Josephus, The Jewish War

The end of Antipater

Impatient for power, Doris’s son Antipater now tried to mount a palace coup that would put him on the throne. But Herod’s first-born, the son he had brought back from exile to succeed him, jumped too soon – his dying father, having discovered his plot, had rallied. Returning from Rome in answer to Herod's summons, Antipater arrived at Caesarea to find no one waiting to greet him. The sight of the deserted wharf, empty of sycophants, well-wishers or allies, must have chilled his blood.

Arriving at Herod’s palace, he attempted to salute his father, only for the king to cry:

Even this is an indication of a parricide, to be desirous to get me into his arms, when he is under such heinous accusations. God confound thee, thou vile wretch. Do not thou touch me, till thou hast cleared thyself of these crimes that are charged upon thee.

Josephus, The Jewish War

Although protesting his innocence, Antipater was convicted of having lied about his half-brothers, so contributing to their execution, and of trying to poison his father. Herod had him imprisoned, wanting to be in better shape before executing him.
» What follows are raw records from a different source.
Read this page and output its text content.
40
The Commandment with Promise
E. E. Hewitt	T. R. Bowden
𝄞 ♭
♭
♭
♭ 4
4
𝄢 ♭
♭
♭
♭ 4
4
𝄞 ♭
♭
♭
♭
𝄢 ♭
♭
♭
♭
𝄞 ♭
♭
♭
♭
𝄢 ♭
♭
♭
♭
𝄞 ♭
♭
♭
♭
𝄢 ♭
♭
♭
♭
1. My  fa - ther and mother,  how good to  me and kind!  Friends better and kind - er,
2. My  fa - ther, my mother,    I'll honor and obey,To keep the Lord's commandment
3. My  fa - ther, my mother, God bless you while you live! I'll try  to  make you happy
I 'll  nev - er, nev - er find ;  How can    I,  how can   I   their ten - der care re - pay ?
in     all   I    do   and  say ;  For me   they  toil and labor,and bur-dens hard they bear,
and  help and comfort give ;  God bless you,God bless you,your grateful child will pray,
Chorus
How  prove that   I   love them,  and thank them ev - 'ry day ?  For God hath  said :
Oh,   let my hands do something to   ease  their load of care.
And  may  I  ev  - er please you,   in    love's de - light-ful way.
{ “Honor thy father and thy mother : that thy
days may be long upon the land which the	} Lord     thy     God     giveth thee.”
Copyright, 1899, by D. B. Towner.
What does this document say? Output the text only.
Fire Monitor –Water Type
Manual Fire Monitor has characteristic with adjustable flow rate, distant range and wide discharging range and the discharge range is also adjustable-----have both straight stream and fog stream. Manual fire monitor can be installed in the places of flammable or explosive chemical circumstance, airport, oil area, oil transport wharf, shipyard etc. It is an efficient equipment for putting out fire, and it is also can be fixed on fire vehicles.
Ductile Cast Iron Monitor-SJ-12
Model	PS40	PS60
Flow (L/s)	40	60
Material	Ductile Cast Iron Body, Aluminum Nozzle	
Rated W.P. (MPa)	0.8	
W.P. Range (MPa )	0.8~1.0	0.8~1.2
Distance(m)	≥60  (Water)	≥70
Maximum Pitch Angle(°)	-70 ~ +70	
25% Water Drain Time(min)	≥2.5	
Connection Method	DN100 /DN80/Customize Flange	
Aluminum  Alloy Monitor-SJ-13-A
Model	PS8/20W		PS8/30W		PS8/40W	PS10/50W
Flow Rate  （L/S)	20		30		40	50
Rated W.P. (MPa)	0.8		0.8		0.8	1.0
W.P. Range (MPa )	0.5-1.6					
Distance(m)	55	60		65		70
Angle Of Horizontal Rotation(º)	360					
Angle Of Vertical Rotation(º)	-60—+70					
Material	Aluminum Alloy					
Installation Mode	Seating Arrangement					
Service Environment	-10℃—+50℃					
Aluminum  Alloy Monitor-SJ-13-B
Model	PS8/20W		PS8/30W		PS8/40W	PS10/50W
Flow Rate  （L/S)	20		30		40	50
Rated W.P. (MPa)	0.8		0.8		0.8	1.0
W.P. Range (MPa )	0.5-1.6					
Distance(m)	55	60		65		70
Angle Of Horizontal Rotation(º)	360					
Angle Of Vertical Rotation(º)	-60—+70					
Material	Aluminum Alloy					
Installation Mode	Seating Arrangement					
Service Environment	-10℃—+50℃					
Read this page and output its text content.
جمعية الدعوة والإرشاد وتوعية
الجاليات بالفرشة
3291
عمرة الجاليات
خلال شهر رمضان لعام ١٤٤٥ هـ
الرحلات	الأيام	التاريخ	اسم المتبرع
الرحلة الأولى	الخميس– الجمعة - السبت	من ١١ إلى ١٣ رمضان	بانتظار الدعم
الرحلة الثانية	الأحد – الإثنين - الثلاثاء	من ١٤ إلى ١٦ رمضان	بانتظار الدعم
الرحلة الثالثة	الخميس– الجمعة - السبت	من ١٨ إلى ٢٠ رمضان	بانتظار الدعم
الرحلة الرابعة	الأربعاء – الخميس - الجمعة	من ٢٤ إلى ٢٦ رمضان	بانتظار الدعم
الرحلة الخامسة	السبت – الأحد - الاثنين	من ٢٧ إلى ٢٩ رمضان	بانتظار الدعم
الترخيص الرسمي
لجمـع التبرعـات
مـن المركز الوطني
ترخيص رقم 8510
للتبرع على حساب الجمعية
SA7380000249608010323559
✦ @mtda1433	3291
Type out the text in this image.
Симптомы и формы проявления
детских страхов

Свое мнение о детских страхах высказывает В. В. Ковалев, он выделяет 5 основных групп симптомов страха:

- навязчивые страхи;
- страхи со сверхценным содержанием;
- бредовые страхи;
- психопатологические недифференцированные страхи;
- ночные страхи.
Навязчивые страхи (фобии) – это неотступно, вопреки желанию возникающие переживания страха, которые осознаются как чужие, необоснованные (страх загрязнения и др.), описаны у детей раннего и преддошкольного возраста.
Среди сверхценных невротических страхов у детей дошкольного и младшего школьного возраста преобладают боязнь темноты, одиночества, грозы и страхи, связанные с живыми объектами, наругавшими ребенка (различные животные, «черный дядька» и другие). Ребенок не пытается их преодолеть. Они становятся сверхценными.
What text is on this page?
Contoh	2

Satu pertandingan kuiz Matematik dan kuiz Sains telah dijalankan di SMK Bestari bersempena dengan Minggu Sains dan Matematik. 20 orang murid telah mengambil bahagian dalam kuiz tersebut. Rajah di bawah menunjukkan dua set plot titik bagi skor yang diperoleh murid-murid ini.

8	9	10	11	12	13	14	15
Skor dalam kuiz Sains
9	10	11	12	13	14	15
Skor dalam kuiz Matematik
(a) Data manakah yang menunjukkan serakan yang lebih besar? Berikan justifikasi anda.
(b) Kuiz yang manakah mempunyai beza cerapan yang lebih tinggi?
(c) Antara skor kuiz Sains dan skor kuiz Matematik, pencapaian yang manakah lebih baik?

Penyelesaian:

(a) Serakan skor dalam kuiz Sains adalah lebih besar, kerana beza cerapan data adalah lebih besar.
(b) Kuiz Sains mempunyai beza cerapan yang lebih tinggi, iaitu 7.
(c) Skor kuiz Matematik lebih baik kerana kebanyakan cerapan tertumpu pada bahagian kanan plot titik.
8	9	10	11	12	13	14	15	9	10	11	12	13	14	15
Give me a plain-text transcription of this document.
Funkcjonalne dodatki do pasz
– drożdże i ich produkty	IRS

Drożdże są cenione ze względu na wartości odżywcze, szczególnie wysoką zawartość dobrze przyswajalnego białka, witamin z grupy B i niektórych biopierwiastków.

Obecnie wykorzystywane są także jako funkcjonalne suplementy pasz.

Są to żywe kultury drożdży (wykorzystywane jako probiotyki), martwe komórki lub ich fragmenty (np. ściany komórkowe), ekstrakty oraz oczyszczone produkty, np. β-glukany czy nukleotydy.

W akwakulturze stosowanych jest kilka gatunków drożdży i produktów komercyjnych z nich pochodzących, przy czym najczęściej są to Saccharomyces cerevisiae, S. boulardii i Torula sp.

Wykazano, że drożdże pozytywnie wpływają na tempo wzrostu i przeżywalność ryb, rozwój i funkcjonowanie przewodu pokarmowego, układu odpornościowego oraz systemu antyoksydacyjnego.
When Antipater heard sounds of mourning emanating from the palace, he wrongly assumed that the king had finally died, and he tried to bribe his captors to let him go. The principal keeper of the prison ran to tell the king. Herod ordered that Antipater be executed immediately.

Herod’s death

When Herod finally died five days later, he was taken to the only site he had named after himself: Herodium, a palace sunk into the top of an artificial mountain. He was laid to rest in the marble tomb set within the awe-inspiring pleasure gardens.

There was a bier all of gold, embroidered with precious stones, and a purple bed of various contexture, with the dead body upon it, covered with purple; and a diadem was put upon his head, and a crown of gold above it, and a sceptre in his right hand; and near to the bier were Herod's sons, and a multitude of his kindred; next to which came his guards, and the regiment of Thracians, the Germans also and Gauls, all accoutred as if they were going to war; but the rest of the army went foremost, armed, and following their captains and officers in a regular manner; after whom 500 of his domestic servants and freed-men followed, with sweet spices in their hands: and the body was carried 200 furlongs, to Herodium, where he had given order to be buried.

Josephus, The Jewish War

Today, sheep graze where Herod’s mighty funeral procession stopped. His golden casket has yet to be found.

Herod’s death left a vacuum that his heirs simply couldn’t fill. His kingdom was divided between three of his remaining sons, including Herod Antipas, the man who would receive John the Baptist's head on a platter. Within a century, the Romans were burning Herod the Great’s temple and persecuting the Jews. Perhaps the stability he created was Herod’s best monument.

‘In most respects he enjoyed good fortune if ever a man did,’ wrote Josephus of Herod. ‘He came to the throne though he was a commoner, occupied it a very long time, and left it to his children. But in his family life, he was the most unfortunate of men.’